Darius ascended the throne by overthrowing the legitimate Achaemenid monarch Bardiya, whom he later fabricated to be an imposter named Gaumata. The new king met with rebellions throughout his kingdom and quelled them each time. A major event in Darius’s life was his expedition to punish Athens and Eretria for their aid in the Ionian Revolt and subjugate Greece. Although ultimately ending in failure at the Battle of Marathon, Darius succeeded in the re-subjugation of Thrace, expansion of the empire through the conquest of Macedon, the Cyclades and the island of Naxos and the sacking of the city of Eretria.
Darius organized the empire by dividing it into provinces and placing satraps to govern it. He organized Achaemenid coinage as a new uniform monetary system, along with making Aramaic the official language of the empire. He also put the empire in better standing by building roads and introducing standard weights and measures. Through these changes, the empire was centralized and unified. Darius also worked on construction projects throughout the empire, focusing on Susa, Pasargadae, Persepolis, Babylon, and Egypt. He had the cliff-face Behistun Inscription carved to record his conquests, an important testimony of the Old Persian language.
Darius is mentioned in the biblical books of Haggai, Zechariah, and Ezra–Nehemiah.
Darius I Hystaspes, or Darius the Great, king of Persia [522-486 BCE]. Through his father Hystaspes, Darius belonged to the Achaemenid family, as did Cyrus The Great and his son Cambyses II, but to a different branch of this family. When Cambyses was in Egypt, during the last year of his reign, a certain Gaumata usurped the throne by pretending to be Bardiya, Cambyses’ brother, who had been assassinated secretly before Cambyses started out for his Egyptian campaign in 525 BCE. When Cambyses learned of this usurpation he immediately set out for Persia, but on the way, while in Syria, he died in July, 522 BCE, as the result of either an accident or suicide, leaving no heir. Darius, a distant cousin of Cambyses, at once set out to gain the throne for himself. With some helpers he slew the Smerdis/Gaumāta or false Bardiya in September, 522 BCE, and assumed the kingship. However, he had to fight against a number of other pretenders and rebels. It took more than a year (522-521 BCE) of hard fighting to put down revolts associated with Bardiya’s claim to the throne. Almost every province of the empire was involved in the conflict, including Persia and, most particularly, Media. He finally emerged from the struggle the undisputed ruler of the Persian Empire. The story of his successes was engraved in three scripts and languages (Persian, Babylonian, and Elamite), accompanied by a sculptured relief, into a high rock wall of the Bisitun Mountain, a few miles east of modern Kermanshah.

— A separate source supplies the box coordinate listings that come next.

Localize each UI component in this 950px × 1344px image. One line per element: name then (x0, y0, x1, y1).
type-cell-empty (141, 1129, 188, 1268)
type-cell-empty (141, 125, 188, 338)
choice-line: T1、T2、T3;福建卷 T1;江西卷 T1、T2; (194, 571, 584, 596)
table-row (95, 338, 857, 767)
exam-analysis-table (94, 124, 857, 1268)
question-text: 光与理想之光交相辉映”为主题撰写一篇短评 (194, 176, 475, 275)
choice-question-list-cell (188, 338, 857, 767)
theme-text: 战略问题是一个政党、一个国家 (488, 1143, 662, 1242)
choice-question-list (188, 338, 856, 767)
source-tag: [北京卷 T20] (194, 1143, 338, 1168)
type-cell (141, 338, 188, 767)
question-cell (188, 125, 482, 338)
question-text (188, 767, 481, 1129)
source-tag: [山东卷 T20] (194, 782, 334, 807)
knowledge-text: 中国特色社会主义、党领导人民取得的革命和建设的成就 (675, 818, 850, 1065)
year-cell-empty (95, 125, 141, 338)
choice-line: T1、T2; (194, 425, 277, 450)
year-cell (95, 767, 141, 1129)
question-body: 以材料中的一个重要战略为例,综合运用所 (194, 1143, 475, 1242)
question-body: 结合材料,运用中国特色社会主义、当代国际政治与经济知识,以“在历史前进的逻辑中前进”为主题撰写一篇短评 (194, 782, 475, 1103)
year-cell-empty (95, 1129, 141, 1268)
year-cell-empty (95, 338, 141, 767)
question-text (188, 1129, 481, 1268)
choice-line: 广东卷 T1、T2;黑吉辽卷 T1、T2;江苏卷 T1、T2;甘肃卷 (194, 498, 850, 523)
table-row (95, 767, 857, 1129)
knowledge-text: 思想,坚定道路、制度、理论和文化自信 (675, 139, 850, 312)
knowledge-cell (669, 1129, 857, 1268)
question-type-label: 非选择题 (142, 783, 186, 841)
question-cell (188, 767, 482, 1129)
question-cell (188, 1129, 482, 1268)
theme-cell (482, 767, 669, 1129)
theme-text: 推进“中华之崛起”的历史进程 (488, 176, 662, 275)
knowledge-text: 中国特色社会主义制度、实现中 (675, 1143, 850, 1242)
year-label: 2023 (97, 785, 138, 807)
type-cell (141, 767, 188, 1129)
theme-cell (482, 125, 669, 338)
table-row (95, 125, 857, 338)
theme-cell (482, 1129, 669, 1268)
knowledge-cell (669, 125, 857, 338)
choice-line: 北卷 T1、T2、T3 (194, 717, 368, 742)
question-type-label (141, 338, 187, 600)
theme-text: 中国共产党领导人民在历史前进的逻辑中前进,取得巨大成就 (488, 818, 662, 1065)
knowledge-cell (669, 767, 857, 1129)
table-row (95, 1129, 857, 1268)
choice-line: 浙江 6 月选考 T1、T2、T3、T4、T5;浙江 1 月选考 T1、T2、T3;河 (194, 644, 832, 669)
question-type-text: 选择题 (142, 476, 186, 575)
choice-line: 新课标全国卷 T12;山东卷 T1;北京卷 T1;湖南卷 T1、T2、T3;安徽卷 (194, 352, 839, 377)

Darius proved to be a strong and wise ruler. He was tolerant toward other religions and cultures, promoted learning, agriculture, forestation, and the construction of highways. He also built the great palace cities of Susa and Persepolis.
Such activities, however, did not prevent Darius from following an active expansionist policy. Campaigns to the east confirmed gains probably made by Cyrus the Great and added large sections of the northern Indian subcontinent to the list of Persian-controlled provinces. Expansion in the west began about 516 BC when Darius moved against the Hellespont as a first step toward an attack on the Scythians along the western and northern shores of the Black Sea. The real strategic purpose behind this move probably was to disrupt and if possible to interrupt Greek trade with the Black Sea area, which supplied much grain to Greece. Crossing into Europe for the first time, Darius campaigned with comparatively little success to the north of the Danube. He retreated in good order, however, with only limited losses, and a bridgehead across the Hellespont was established.
By 492 BCE Darius made his son-in-law (Mardonius) special commissioner to Ionia. Mardonius had recovered Persian Thrace and Macedonia, first gained in the campaign against the Scythians and lost during the Ionian Revolt. There followed the Persian invasion of Greece that led to Darius’ defeat at the Battle of Marathon late in the summer of 490 BCE. The “Great King” was forced to retreat and to face the fact that the Greek problem, which had probably seemed to the Persians a minor issue on the western extremity of the empire, would require a more concerted and massive effort. Thus began preparations for an invasion of Greece on a grand, coordinated scale. These plans were interrupted in 486 BCE by two events: a serious revolt in Egypt, and the death of Darius.